Не мое дело постромки чинить.
Эй, руками работай, руками. Не запачкаешь. И с навозом ты так всегда. Почему это не твое дело? Некогда, что ли? – все с овцами любовь крутишь? Там поищи. Там она должна. Да не там, не там.
Я постромки никогда не чинил.
Там и чинить было нечего, с тех пор как ты здесь. Йорге, кончай пистолет свой дурацкий на пипиську нанизывать, двумя руками работай.
Я замерз, па.
Я тоже. Поэтому и надо бутылку найти.
Если найду, дашь выпить?
Давно ли ты взрослым стал – не вчера ли?
Я уже пробовал, па.
Ха. Чего же? Ты слыхал, Ханс? Пробовал он.
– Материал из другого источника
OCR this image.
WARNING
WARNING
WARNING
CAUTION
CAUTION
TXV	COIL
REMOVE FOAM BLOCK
Заместо лекарства, как мать говорит? Это – спиртное, спиртное, Йорген Сегрен… Ха. Пробовал, говорит. Пробовал.
Па.
Пробовал он. Пробовал он. Пробовал он.
Па. Я замерз, па.
Может быть. Да слушай, черт, что ты мечешься, как курица дурацкая?
Все равно нам крышка, сказал Ханс.
Крышка – если бутылку не отыщем.
Тебе, может, и крышка. Тебе одному бутылка нужна. Нам с Йорге она не нужна, а старику горе, а? Пропала в снегу.
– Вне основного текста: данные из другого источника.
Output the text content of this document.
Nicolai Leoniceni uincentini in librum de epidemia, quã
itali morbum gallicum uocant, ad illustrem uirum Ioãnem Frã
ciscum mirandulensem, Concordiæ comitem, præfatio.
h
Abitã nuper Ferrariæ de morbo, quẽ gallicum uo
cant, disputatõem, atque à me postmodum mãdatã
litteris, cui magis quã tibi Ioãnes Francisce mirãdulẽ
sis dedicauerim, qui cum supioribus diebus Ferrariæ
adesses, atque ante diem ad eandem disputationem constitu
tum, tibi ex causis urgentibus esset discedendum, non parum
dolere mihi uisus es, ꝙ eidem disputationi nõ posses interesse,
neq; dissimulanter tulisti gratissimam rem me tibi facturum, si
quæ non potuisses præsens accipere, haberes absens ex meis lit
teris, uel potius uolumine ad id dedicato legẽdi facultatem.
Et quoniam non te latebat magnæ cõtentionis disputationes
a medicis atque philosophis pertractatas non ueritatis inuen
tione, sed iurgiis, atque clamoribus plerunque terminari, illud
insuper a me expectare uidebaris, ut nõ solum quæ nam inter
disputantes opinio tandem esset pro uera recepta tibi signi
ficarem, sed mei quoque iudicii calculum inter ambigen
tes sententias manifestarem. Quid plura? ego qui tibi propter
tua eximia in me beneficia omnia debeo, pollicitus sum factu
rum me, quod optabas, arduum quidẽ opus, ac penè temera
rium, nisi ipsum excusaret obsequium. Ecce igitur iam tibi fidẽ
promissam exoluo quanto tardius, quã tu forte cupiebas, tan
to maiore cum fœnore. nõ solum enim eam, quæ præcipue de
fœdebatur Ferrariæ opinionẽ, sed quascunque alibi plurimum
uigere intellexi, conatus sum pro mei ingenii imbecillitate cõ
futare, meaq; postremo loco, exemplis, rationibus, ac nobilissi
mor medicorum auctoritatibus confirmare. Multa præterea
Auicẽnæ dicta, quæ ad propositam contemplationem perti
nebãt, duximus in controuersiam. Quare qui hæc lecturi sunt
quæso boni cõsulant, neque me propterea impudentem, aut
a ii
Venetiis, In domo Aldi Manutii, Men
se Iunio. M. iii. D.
Перчатки у меня намокли. В рукава набился снег. И в башмаки уже забирался. Я остановился, чтобы выковырять, куда доставал, пальцем.
Может, мамин кофе еще не весь остыл.
Ишь ты. Да. Может. Только это мой кофе, парень. Я еще не пил. И даже не завтракал. Ну, чего встал? Давай. Йорге. Холодно же, черт.
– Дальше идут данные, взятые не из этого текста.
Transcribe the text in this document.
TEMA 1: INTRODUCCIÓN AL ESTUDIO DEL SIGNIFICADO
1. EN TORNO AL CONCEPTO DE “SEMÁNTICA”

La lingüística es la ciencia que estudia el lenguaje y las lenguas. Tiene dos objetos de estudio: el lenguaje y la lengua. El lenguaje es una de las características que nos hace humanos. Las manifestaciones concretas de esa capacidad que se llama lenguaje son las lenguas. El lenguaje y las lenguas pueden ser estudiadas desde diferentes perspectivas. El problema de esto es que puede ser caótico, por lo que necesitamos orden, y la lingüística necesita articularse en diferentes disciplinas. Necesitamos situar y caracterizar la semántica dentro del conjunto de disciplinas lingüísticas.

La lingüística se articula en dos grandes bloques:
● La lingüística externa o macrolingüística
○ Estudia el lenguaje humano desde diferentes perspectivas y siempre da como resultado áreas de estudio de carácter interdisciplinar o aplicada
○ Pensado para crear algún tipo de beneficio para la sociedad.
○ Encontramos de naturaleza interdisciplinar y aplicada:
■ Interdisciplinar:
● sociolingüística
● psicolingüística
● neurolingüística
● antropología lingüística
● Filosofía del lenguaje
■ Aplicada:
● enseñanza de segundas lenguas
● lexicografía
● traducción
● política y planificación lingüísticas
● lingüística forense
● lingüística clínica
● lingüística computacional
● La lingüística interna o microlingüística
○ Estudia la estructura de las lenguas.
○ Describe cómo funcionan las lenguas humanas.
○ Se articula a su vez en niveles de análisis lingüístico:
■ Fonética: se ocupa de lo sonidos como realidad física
Это я лучше твоего знаю. Ты там сидишь сухой, угрелся и командуешь; а я делаю, и снег ко мне набирается.
Ишь ты. Да. Это верно.
Папа откинулся назад и ухмыльнулся. Он потянул одеяло на себя, а Ханс потянул обратно.
Согреться легче, когда двигаешься, каждый знает. Что, не так, Ханс? Согреться легче, когда двигаешься, верно?
Ага, сказал Ханс. Если у тебя одеяла нет.
Понял, Йорге? Будешь шевелиться – хорошо тебе будет, тепло. Жалко, если ссака-то твоя застынет. И мозолей на сиденье не натрешь, если двигаешься. Так, Ханс?
Да.
Ханс-то знает. У него там сплошная мозоль.
Языком молоть не устал?
Нету ее нигде, па. Может, мамин кофе еще не весь остыл?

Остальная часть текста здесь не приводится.